Movements are collaborative and our kids need to know this is a shared battle. We are in this together. The Civil Rights Movement doesn’t work without white people. Social and racial justice in 2020 doesn’t work without white people. This can and should be celebrated.
5. Do Unto Others.
Finally, I think one of the most important elements of any conversation white parents have with their kids in the context of race has more to do with humanity than color. Quite simply — follow The Golden Rule.
As parents, it is our responsibility to raise a generation of human beings who want to learn from, listen to and understand each other. Can you imagine a white police officer jamming his knee into the side of a Black man’s neck as “treat everyone the way you want to be treated,” runs through his head? Neither can I.
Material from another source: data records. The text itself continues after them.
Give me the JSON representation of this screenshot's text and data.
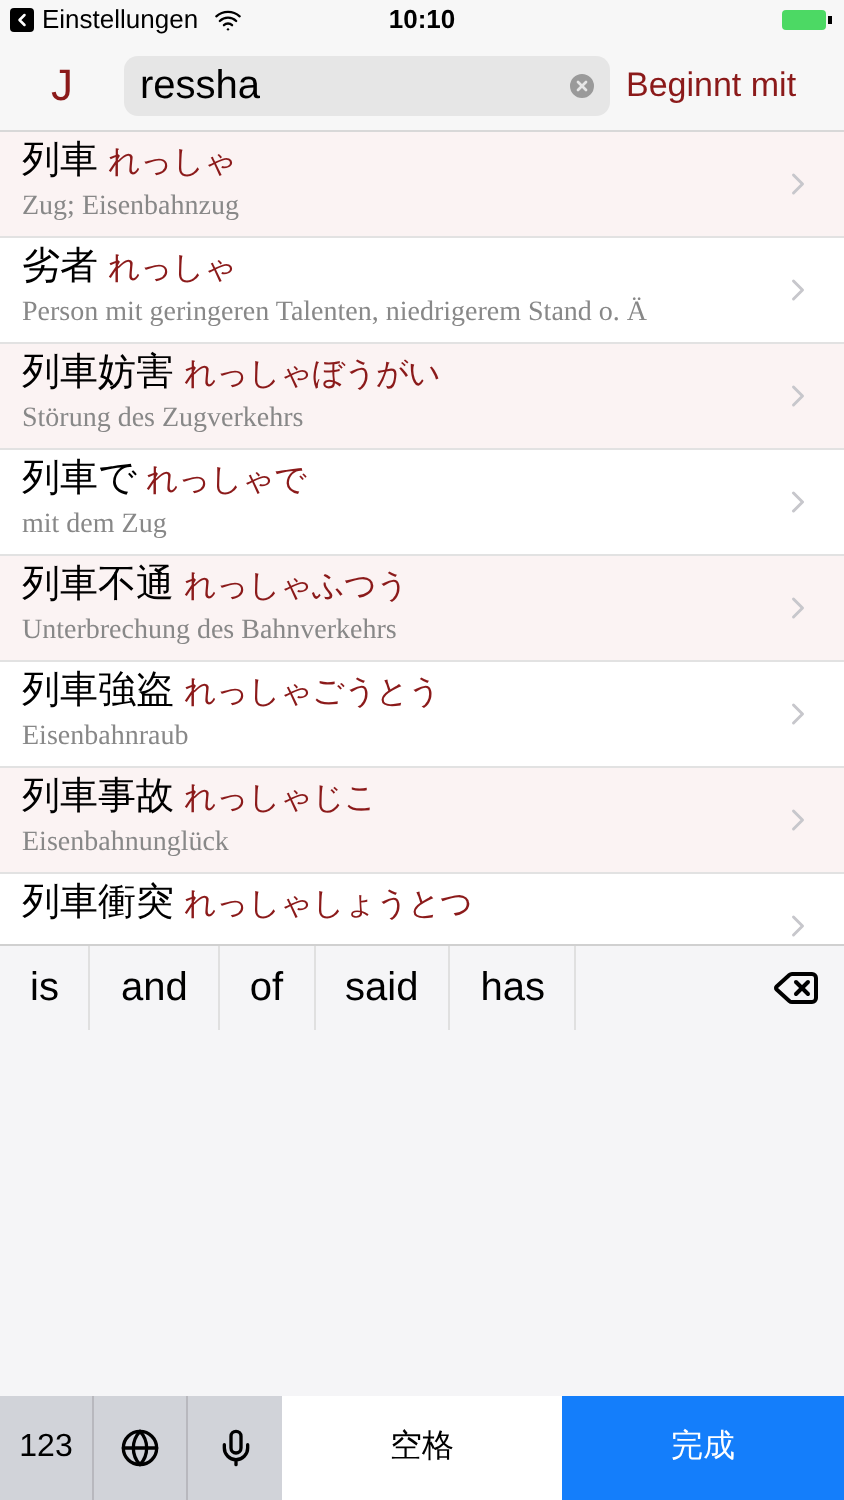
{
  "status_bar": {
    "back_label": "Einstellungen",
    "time": "10:10"
  },
  "nav": {
    "mode_button": "J",
    "search": {
      "value": "ressha"
    },
    "filter_button": "Beginnt mit"
  },
  "results": [
    {
      "word": "列車",
      "reading": "れっしゃ",
      "meaning": "Zug; Eisenbahnzug"
    },
    {
      "word": "劣者",
      "reading": "れっしゃ",
      "meaning": "Person mit geringeren Talenten, niedrigerem Stand o. Ä"
    },
    {
      "word": "列車妨害",
      "reading": "れっしゃぼうがい",
      "meaning": "Störung des Zugverkehrs"
    },
    {
      "word": "列車で",
      "reading": "れっしゃで",
      "meaning": "mit dem Zug"
    },
    {
      "word": "列車不通",
      "reading": "れっしゃふつう",
      "meaning": "Unterbrechung des Bahnverkehrs"
    },
    {
      "word": "列車強盗",
      "reading": "れっしゃごうとう",
      "meaning": "Eisenbahnraub"
    },
    {
      "word": "列車事故",
      "reading": "れっしゃじこ",
      "meaning": "Eisenbahnunglück"
    },
    {
      "word": "列車衝突",
      "reading": "れっしゃしょうとつ"
    }
  ],
  "suggestions": [
    "is",
    "and",
    "of",
    "said",
    "has"
  ],
  "keyboard": {
    "numbers_key": "123",
    "space_key": "空格",
    "done_key": "完成"
  }
}
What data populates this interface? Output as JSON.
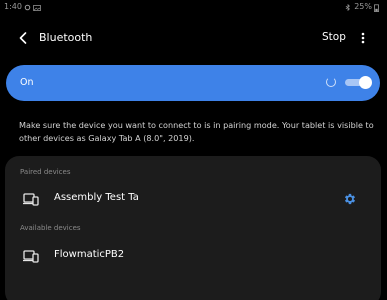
{
  "status_bar": {
    "time": "1:40",
    "battery": "25%"
  },
  "header": {
    "title": "Bluetooth",
    "stop_label": "Stop"
  },
  "bluetooth_toggle": {
    "label": "On",
    "enabled": true,
    "scanning": true,
    "accent_color": "#3e82e8"
  },
  "description": "Make sure the device you want to connect to is in pairing mode. Your tablet is visible to other devices as Galaxy Tab A (8.0\", 2019).",
  "paired": {
    "header": "Paired devices",
    "devices": [
      {
        "name": "Assembly Test Ta",
        "icon": "laptop-icon",
        "has_settings": true
      }
    ]
  },
  "available": {
    "header": "Available devices",
    "devices": [
      {
        "name": "FlowmaticPB2",
        "icon": "laptop-icon"
      }
    ]
  },
  "colors": {
    "background": "#000000",
    "card": "#1c1c1c",
    "settings_icon": "#4a90e2"
  }
}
Talking to my son this summer about why a policeman may treat him differently than his friends, simply because of the color of his skin, was heart-wrenching for me. It was clearly bewildering to a boy who adores police officers and at that time, wanted to be one. The only solace I find is in telling him that I will surround him – and that he must surround himself – with people who love him, listen to him, speak up for him, stand by him and help him stay safe.
When we become open and honest about our country’s racial history, normalize the conversation around race and commit to work together, we will raise educated and empathetic kids who will fight for the change our world so desperately needs. We can’t afford to wait.